Выбрать главу

Через два дня, в свой выходной, Маша пришла на квартиру к Тоне утром, неся в руке бидон, в котором была налита вода, чуть-чуть забеленная сверху чашкой молока, специально купленного и не без сожаления потраченного на это.

— Чего, молоко, что ли, продаешь? — спросила выходившая навстречу Маше из двери квартиры, где жила Тоня, ее соседка, вдова машиниста.

— Нет, — сказала Маша, — подружку хочу угостить,

— А, — неприязненно махнула соседка,— у нее и без тебя угощатели есть... — и, не то сердито, не то сожалеюще взглянув на Машу, пошла своей дорогой.

Через два часа Маша вышла из квартиры с пустым бидоном, теперь совсем пустым и уже ни для чего больше не нужным. Вынутая из бидона рация теперь была спрятана внутри большого пружинного матраса Тониной двухспальной родительской постели, стоявшей у Тони во второй комнате. Половина шифровального ключа, который весь вместе складывался из определенным образом совмещающихся между собою двух половинок исписанного цифрами листа клетчатой бумаги, тоже была оставлена на квартире у Тони и засунута в сложенные на память в столе у отца старые школьные тетради. Вторую половину листа Маша оставила у Софьи Леонидовны и должна была, идя на передачу, каждый раз приносить с собою. Порознь каждый из этих листов ничего не представлял собой, вместе они были ключом.

Время первой передачи и последующих, если оно не будет переменено, Маше было назначено еще в Москве: выходить в эфир или в четверг от двух до трех дня, или, если это неудобно и возможно только ночью, в воскресенье от двух до трех ночи. Ближайший четверг приходился на выходной, Софья Леонидовна передала Маше, что ей сказано начать в этот четверг и что материал она получит там же, где будет работать. Из этих слов Маша так и не поняла, знает ли Софья Леонидовна, на какую квартиру она ходит, знает ли она вообще Тоню.
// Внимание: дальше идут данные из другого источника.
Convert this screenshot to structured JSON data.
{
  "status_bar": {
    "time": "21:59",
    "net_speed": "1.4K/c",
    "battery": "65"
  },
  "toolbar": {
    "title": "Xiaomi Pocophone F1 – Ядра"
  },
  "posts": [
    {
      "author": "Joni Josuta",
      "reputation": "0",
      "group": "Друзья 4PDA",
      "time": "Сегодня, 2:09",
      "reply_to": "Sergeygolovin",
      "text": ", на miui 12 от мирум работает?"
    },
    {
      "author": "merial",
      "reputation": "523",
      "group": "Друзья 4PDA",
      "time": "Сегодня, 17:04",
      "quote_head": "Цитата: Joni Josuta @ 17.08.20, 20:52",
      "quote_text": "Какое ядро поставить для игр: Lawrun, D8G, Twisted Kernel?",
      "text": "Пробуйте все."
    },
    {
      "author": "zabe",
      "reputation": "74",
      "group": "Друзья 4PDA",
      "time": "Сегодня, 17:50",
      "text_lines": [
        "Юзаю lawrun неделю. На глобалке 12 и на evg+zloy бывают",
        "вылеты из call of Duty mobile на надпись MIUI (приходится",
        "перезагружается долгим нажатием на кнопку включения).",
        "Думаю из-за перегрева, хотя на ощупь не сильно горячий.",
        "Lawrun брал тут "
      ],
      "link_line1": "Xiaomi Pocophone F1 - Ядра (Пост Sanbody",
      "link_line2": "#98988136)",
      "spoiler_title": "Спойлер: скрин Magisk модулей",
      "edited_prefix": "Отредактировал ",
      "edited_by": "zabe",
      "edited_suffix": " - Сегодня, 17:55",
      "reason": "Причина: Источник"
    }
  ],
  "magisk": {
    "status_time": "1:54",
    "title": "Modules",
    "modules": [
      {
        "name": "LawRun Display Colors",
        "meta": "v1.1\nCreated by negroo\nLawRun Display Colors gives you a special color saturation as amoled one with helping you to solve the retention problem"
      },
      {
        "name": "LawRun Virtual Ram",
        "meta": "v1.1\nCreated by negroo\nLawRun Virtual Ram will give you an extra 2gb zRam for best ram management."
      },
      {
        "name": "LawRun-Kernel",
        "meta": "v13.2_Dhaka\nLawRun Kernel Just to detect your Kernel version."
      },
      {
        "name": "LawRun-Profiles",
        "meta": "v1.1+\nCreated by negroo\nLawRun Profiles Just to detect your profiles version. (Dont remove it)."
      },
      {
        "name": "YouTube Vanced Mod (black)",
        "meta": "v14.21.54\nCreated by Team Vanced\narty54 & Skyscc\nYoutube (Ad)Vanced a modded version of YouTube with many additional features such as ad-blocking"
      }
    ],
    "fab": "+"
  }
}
Вполне возможно, что она всего этого и не знала, во всяком случае, старуха, передав Маше то, что ее попросили передать, как обыкновенно, не прибавила к этому ни одного собственного слова.

Тоня немножко удивилась ее приходу с бидоном в руках, но, когда Маша, раздевшись и снова взяв в руки бидон, сказала, что ей надо пойти в другую комнату поработать, и так, чтобы никто не вошел, не пришел, не помешал, Тоня, кажется, все сразу поняла и, ни о чем не спрашивая, сказала, чтобы она была спокойна. Она отодвинула от стены большую ножную швейную машину, села за нее, и, пока Маша в другой комнате разбирала, собирала и проверяла свою портативную рацию, она все время слышала через дверь, как Тоня в другой комнате напевая то одну, то другую песню, вовсю строчит на швейной машине.

Маше очень хотелось поймать хоть какую-нибудь нашу станцию, но на ультракоротких волнах была слышна только одна, очень близкая немецкая станция, должно быть Минск, и какие-то тире и точки чьих-то шифрованных радиограмм. Ловя Москву, она просидела бы дольше, если бы сама не запретила себе этого. Как бы там ни было, а каждый час, проведенный с развернутой, открыто стоявшей на столе рацией, был лишним риском.

С сожалением смяв наушники, она позвала Тоню и, перебрав все места, куда можно было спрятать рацию, остановилась на матрасе.

— Там будет лучше всего, если только клопы ее не закусают,— даже здесь не удержалась от озорства Тоня.

В четверг Маша пришла на квартиру к Тоне в двенадцать — задолго до назначенного часа выхода в эфир. Сказать, что она волновалась, было мало! Сказать, что она ждала этого дня и готовилась к нему, значило бы почти ничего не сказать! Ее чувство было гораздо сильнее и того, и другого, и третьего. Последние трое суток она жила только предстоящим часом, жила только им, и больше ничем. Жила так, как живет своим ожиданием вплотную подошедший к освобождению человек, просидевший много лет в тюрьме. Жила ожиданием этого часа, как ждут подводники на затонувшей лодке, услышавшие над головой шум спасательных работ. Жила ожиданием, как женщина на платформе, к которой подходит поезд с возвращающимися с войны.

Несмотря на свою усталость после работы, на молодость и здоровье, она даже плохо спала три последние ночи, боясь заснуть, словно сон может непроходимой преградой отделить ее от завтрашнего дня, и просыпалась раньше, чем нужно, потому что с ранним пробуждением сегодня уже переходило в завтра.

— Прими брому, — строго сказала ей на третий вечер Софья Леонидовна и дала столовую ложку чего-то горького и соленого, чего она никогда в жизни не принимала.